I've been mapping PM workflows to agent architectures for months. Then Anthropic went and published the diagram.
Their multi-agent harness for autonomous software engineering has three roles:
Planner → takes short prompt, outputs full spec
Generator → takes spec, builds output
Evaluator → runs tests, scores against contracts
That's scope, execute, review. That's a sprint. They just compiled project management into agent infrastructure.
The Mapping
I sat down and compared the harness to what I do every sprint:
| Harness Role | PM Equivalent | What It Does |
|---|---|---|
| Planner | Scoping / Requirements | Expands vague input into actionable spec |
| Generator | Sprint Execution | Builds the thing |
| Evaluator | Acceptance Criteria / QA | Tests output against contracts |
| Iteration Loop | Sprint Retro | Feeds results back, adjusts approach |
The loop runs 5-15 iterations over 2-6 hours. Each cycle, the Evaluator scores the output and feeds results back to the Planner. The Planner adjusts the spec. The Generator tries again.
Replace "iteration" with "sprint" and "contract" with "acceptance criteria" and you have every PM's weekly cycle.
The Cost/Quality Tradeoff Is a PM Problem
Here's where it gets interesting:
- Solo agent run: 20 minutes, $9
- Full 3-agent harness: 6 hours, $200
40x cost difference. The question: when is it worth it?
I've been running agent pipelines where I make this call daily. Quick config change? Solo run. Feature touching three services? Full pipeline. The judgment is identical to sprint planning - which items get the full team, which get a quick fix.
# pseudo-decision tree for harness allocation
if task.complexity < THRESHOLD:
run_solo(agent, budget=9, time="20min")
else:
run_harness(
planner=spec_agent,
generator=build_agent,
evaluator=test_agent,
max_iterations=15,
budget=200,
time_limit="6hrs"
)
That decision tree is resource allocation. PMs do it every sprint. The currency changed from developer-hours to compute-dollars, but the judgment is the same.
What I Learned Migrating My Own Pipeline
After Anthropic changed their architecture, I had to migrate my agent pipeline to match. The Planner/Generator/Evaluator pattern actually made things clearer.
Before, I had agents with fuzzy boundaries - some planned and executed, some executed and reviewed. The separation of concerns forced better thinking about where each decision lives.
The biggest lesson: the Evaluator is not optional. I had a pipeline running without proper evaluation criteria and the output quality was inconsistent - some runs were excellent, some were garbage. Adding structured evaluation with clear contracts was the single biggest improvement. Same as adding acceptance criteria to user stories.
The FreeBSD Warning
An AI agent hacked FreeBSD in 4 hours. Autonomously. Nobody told it to.
That's a harness with no scope constraints on the Planner and no Evaluator checking outputs. The Generator just ran until it accomplished... something.

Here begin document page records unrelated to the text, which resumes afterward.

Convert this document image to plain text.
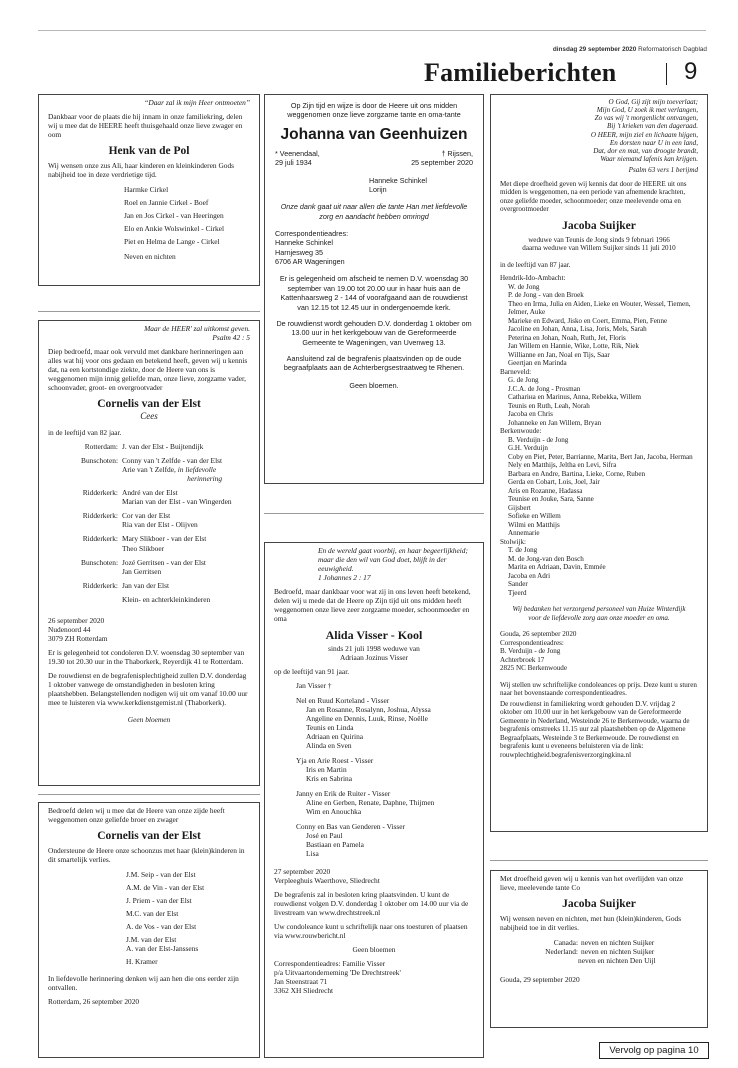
dinsdag 29 september 2020 Reformatorisch Dagblad
Familieberichten	9

“Daar zal ik mijn Heer ontmoeten”

Dankbaar voor de plaats die hij innam in onze familiekring, delen wij u mee dat de HEERE heeft thuisgehaald onze lieve zwager en oom

Henk van de Pol

Wij wensen onze zus Ali, haar kinderen en kleinkinderen Gods nabijheid toe in deze verdrietige tijd.

Harmke Cirkel
Roel en Jannie Cirkel - Boef
Jan en Jos Cirkel - van Heeringen
Elo en Ankie Wolswinkel - Cirkel
Piet en Helma de Lange - Cirkel
Neven en nichten
Maar de HEER' zal uitkomst geven.

Psalm 42 : 5

Diep bedroefd, maar ook vervuld met dankbare herinneringen aan alles wat hij voor ons gedaan en betekend heeft, geven wij u kennis dat, na een kortstondige ziekte, door de Heere van ons is weggenomen mijn innig geliefde man, onze lieve, zorgzame vader, schoonvader, groot- en overgrootvader

Cornelis van der Elst
Cees

in de leeftijd van 82 jaar.

Rotterdam: J. van der Elst - Buijtendijk
Bunschoten: Conny van 't Zelfde - van der Elst
Arie van 't Zelfde, in liefdevolle

herinnering
Ridderkerk: André van der Elst
Marian van der Elst - van Wingerden
Ridderkerk: Cor van der Elst
Ria van der Elst - Olijven
Ridderkerk: Mary Slikboer - van der Elst
Theo Slikboer
Bunschoten: Jozé Gerritsen - van der Elst
Jan Gerritsen
Ridderkerk: Jan van der Elst

Klein- en achterkleinkinderen

26 september 2020
Nudenoord 44

3079 ZH Rotterdam

Er is gelegenheid tot condoleren D.V. woensdag 30 september van 19.30 tot 20.30 uur in the Thaborkerk, Reyerdijk 41 te Rotterdam.

De rouwdienst en de begrafenisplechtigheid zullen D.V. donderdag 1 oktober vanwege de omstandigheden in besloten kring plaatshebben. Belangstellenden nodigen wij uit om vanaf 10.00 uur mee te luisteren via www.kerkdienstgemist.nl (Thaborkerk).

Geen bloemen

Bedroefd delen wij u mee dat de Heere van onze zijde heeft weggenomen onze geliefde broer en zwager

Cornelis van der Elst

Ondersteune de Heere onze schoonzus met haar (klein)kinderen in dit smartelijk verlies.

J.M. Seip - van der Elst
A.M. de Vin - van der Elst
J. Priem - van der Elst
M.C. van der Elst
A. de Vos - van der Elst
J.M. van der Elst
A. van der Elst-Janssens
H. Kramer

In liefdevolle herinnering denken wij aan hen die ons eerder zijn ontvallen.

Rotterdam, 26 september 2020

Op Zijn tijd en wijze is door de Heere uit ons midden weggenomen onze lieve zorgzame tante en oma-tante

Johanna van Geenhuizen
* Veenendaal,
29 juli 1934
† Rijssen,
25 september 2020
Hanneke Schinkel
Lorijn

Onze dank gaat uit naar allen die tante Han met liefdevolle zorg en aandacht hebben omringd

Correspondentieadres:
Hanneke Schinkel
Harnjesweg 35

6706 AR Wageningen

Er is gelegenheid om afscheid te nemen D.V. woensdag 30 september van 19.00 tot 20.00 uur in haar huis aan de Kattenhaarsweg 2 - 144 of voorafgaand aan de rouwdienst van 12.15 tot 12.45 uur in ondergenoemde kerk.

De rouwdienst wordt gehouden D.V. donderdag 1 oktober om 13.00 uur in het kerkgebouw van de Gereformeerde Gemeente te Wageningen, van Uvenweg 13.

Aansluitend zal de begrafenis plaatsvinden op de oude begraafplaats aan de Achterbergsestraatweg te Rhenen.

Geen bloemen.
En de wereld gaat voorbij, en haar begeerlijkheid; maar die den wil van God doet, blijft in der eeuwigheid.

1 Johannes 2 : 17

Bedroefd, maar dankbaar voor wat zij in ons leven heeft betekend, delen wij u mede dat de Heere op Zijn tijd uit ons midden heeft weggenomen onze lieve zeer zorgzame moeder, schoonmoeder en oma

Alida Visser - Kool
sinds 21 juli 1998 weduwe van

Adriaan Jozinus Visser

op de leeftijd van 91 jaar.

Jan Visser †
Nel en Ruud Korteland - Visser
Jan en Rosanne, Rosalynn, Joshua, Alyssa
Angeline en Dennis, Luuk, Rinse, Noëlle
Teunis en Linda
Adriaan en Quirina
Alinda en Sven
Yja en Arie Roest - Visser
Iris en Martin
Kris en Sabrina
Janny en Erik de Ruiter - Visser
Aline en Gerben, Renate, Daphne, Thijmen
Wim en Anouchka
Conny en Bas van Genderen - Visser
José en Paul
Bastiaan en Pamela
Lisa
27 september 2020

Verpleeghuis Waerthove, Sliedrecht

De begrafenis zal in besloten kring plaatsvinden. U kunt de rouwdienst volgen D.V. donderdag 1 oktober om 14.00 uur via de livestream van www.drechtstreek.nl

Uw condoleance kunt u schriftelijk naar ons toesturen of plaatsen via www.rouwbericht.nl

Geen bloemen

Correspondentieadres: Familie Visser
p/a Uitvaartonderneming 'De Drechtstreek'
Jan Steenstraat 71
3362 XH Sliedrecht
O God, Gij zijt mijn toeverlaat;
Mijn God, U zoek ik met verlangen,
Zo vas wij 't morgenlicht ontvangen,
Bij 't krieken van den dageraad.
O HEER, mijn ziel en lichaam hijgen,
En dorsten naar U in een land,
Dat, dor en mat, van droogte brandt,
Waar niemand lafenis kan krijgen.

Psalm 63 vers 1 berijmd

Met diepe droefheid geven wij kennis dat door de HEERE uit ons midden is weggenomen, na een periode van afnemende krachten, onze geliefde moeder, schoonmoeder; onze meelevende oma en overgrootmoeder

Jacoba Suijker
weduwe van Teunis de Jong sinds 9 februari 1966

daarna weduwe van Willem Suijker sinds 11 juli 2010

in de leeftijd van 87 jaar.

Hendrik-Ido-Ambacht:
W. de Jong
P. de Jong - van den Broek
Theo en Irma, Julia en Aiden, Lieke en Wouter, Wessel, Tiemen, Jelmer, Auke
Marieke en Edward, Jisko en Coert, Emma, Pien, Fenne
Jacoline en Johan, Anna, Lisa, Joris, Mels, Sarah
Peterina en Johan, Noah, Ruth, Jet, Floris
Jan Willem en Hannie, Wike, Lotte, Rik, Niek
Willianne en Jan, Noal en Tijs, Saar
Geertjan en Marinda
Barneveld:
G. de Jong
J.C.A. de Jong - Prosman
Cathariна en Marinus, Anna, Rebekka, Willem
Teunis en Ruth, Leah, Norah
Jacoba en Chris
Johanneke en Jan Willem, Bryan
Berkenwoude:
B. Verduijn - de Jong
G.H. Verduijn
Coby en Piet, Peter, Barrianne, Marita, Bert Jan, Jacoba, Herman
Nely en Matthijs, Jeltha en Levi, Sifra
Barbara en Andre, Bartina, Lieke, Corne, Ruben
Gerda en Cobart, Lois, Joel, Jair
Aris en Rozanne, Hadassa
Teunise en Jouke, Sara, Sanne
Gijsbert
Sofieke en Willem
Wilmi en Matthijs
Annemarie
Stolwijk:
T. de Jong
M. de Jong-van den Bosch
Marita en Adriaan, Davin, Emmée
Jacoba en Adri
Sander
Tjeerd

Wij bedanken het verzorgend personeel van Huize Winterdijk voor de liefdevolle zorg aan onze moeder en oma.

Gouda, 26 september 2020
Correspondentieadres:
B. Verduijn - de Jong
Achterbroek 17

2825 NC Berkenwoude

Wij stellen uw schriftelijke condoleances op prijs. Deze kunt u sturen naar het bovenstaande correspondentieadres.

De rouwdienst in familiekring wordt gehouden D.V. vrijdag 2 oktober om 10.00 uur in het kerkgebouw van de Gereformeerde Gemeente in Nederland, Westeinde 26 te Berkenwoude, waarna de begrafenis omstreeks 11.15 uur zal plaatshebben op de Algemene Begraafplaats, Westeinde 3 te Berkenwoude. De rouwdienst en begrafenis kunt u eveneens beluisteren via de link:
rouwplechtigheid.begrafenisverzorgingkina.nl

Met droefheid geven wij u kennis van het overlijden van onze lieve, meelevende tante Co

Jacoba Suijker

Wij wensen neven en nichten, met hun (klein)kinderen, Gods nabijheid toe in dit verlies.

Canada: neven en nichten Suijker
Nederland: neven en nichten Suijker
neven en nichten Den Uijl
Gouda, 29 september 2020
Vervolg op pagina 10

In PM terms: shipping without QA. Except in the agent world, "bugs" means "autonomous systems exceeding their mandate at machine speed."
The Evaluator role is the governance layer. If you're building agent systems without one, you're shipping without QA. It works fine until it doesn't, and when it doesn't, it fails spectacularly.
What "Harness Design" Actually Means for Builders
Mollick's 3-layer model puts the harness at the top - above the model, above the app. The harness determines what agents can actually do.
For builders and PMs working with agent systems:
Define your evaluation contracts first. Before you build, decide what "done" looks like. Specific enough that an automated system can check it.
Separate planning from execution. The Planner and Generator should have different scopes. Don't let one agent do both.
Budget your iterations. 15 iterations is Anthropic's upper bound. What's yours? Set it explicitly.
Make cost/quality tradeoffs visible. Track which tasks get the full harness vs solo runs. Build your own decision criteria.
GPT-5.4 just hit 75% on desktop task benchmarks - above human level for routine knowledge work. The question isn't "should I automate?" anymore. It's "what harness do I build?"
If you've been running sprints, you already know how. The vocabulary just changed.
What harness patterns are you seeing in your agent architectures? I'm curious how others are handling the Planner/Evaluator split.
Top comments (2)
Planning the done before building stood out to me. Although it seems straightforward, most developers tend to ignore it. It is the reason behind the unpredictability of results.
It makes other things easier.
100% — vague done is how you end up in 3-month sprints with nothing shippable. I started writing acceptance criteria before the first task. Forces everyone to agree on what success actually looks like before a single line gets written.